Recently I saw a plaintive tweet from @SalCan, Director of Product at Ziff Davis, asking “Where can I buy a Cree T8 LED?” Apparently there were none to be had. Strange, I thought — Cree just introduced them, and there initially seemed to be lots in my local Home Depot.
Now the reason behind the missing LED T8s is clear: Yesterday Cree voluntarily recalled the tube lamps because of a potential fire hazard:
“Electrical resistance between the spring contact and the printed circuit board (PCB) may cause over-heating due to electrical arcing. The printed circuit board can overheat and cause the LED T8 lamp to melt, posing fire and burn hazards.”
Well, this is interesting. Cree uses connectors quite a bit in its LED lights, likely because they are more reliable and work better in an automated assembly line.

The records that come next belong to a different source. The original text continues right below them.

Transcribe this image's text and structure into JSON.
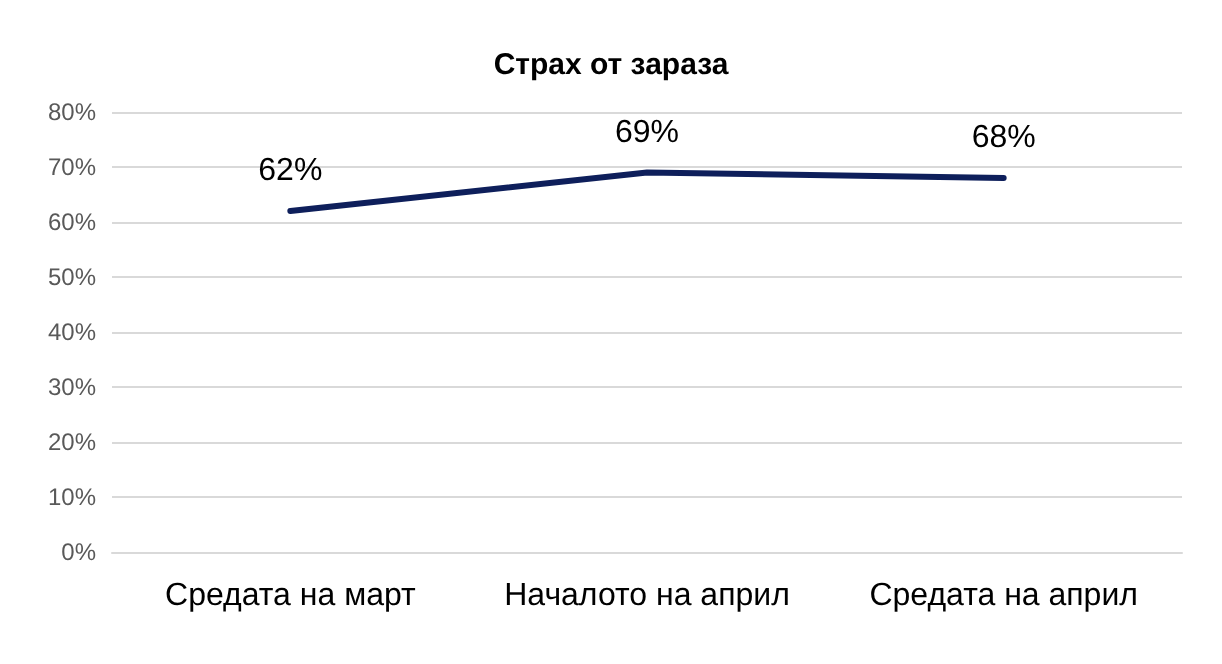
{
  "chart_data": {
    "type": "line",
    "title": "Страх от зараза",
    "categories": [
      "Средата на март",
      "Началото на април",
      "Средата на април"
    ],
    "values": [
      62,
      69,
      68
    ],
    "color": "#0e1f5b",
    "value_labels": [
      "62%",
      "69%",
      "68%"
    ],
    "ylim": [
      0,
      80
    ],
    "yticks": [
      {
        "value": 0,
        "label": "0%"
      },
      {
        "value": 10,
        "label": "10%"
      },
      {
        "value": 20,
        "label": "20%"
      },
      {
        "value": 30,
        "label": "30%"
      },
      {
        "value": 40,
        "label": "40%"
      },
      {
        "value": 50,
        "label": "50%"
      },
      {
        "value": 60,
        "label": "60%"
      },
      {
        "value": 70,
        "label": "70%"
      },
      {
        "value": 80,
        "label": "80%"
      }
    ],
    "grid": true,
    "marker": "none",
    "line_style": "solid"
  }
}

What’s the problem with the T8 lamps?
This is just a mere guess at this point, but it may have to do with the fact that, being a T8 replacement lamp, the LED lamp must work with the fluorescent fixture’s existing ballast. (T8 retrofit lamps require that the ballast be removed and the fixture direct-wired to the ac mains; the LED lamp’s internal driver handles all the power conversion.) With instant-start ballasts, which the Cree LED T8 lamp is compatible with, the ballast first applies a high (~600V) voltage to initiate the discharge arc. Perhaps for this particular spring connector, the high momentary voltage, under the right conditions, proved to be too much.
Here’s a photo of the spring clip connector and the pc board in the recalled lamp:
Cree estimated the number of lamps involved to be about 700,000; while they just recently went on sale at Home Depot to the consumer market last month, they have been sold through commercial channels since last fall.
Kudos to Cree for taking the initiative and pro-actively issuing the recall.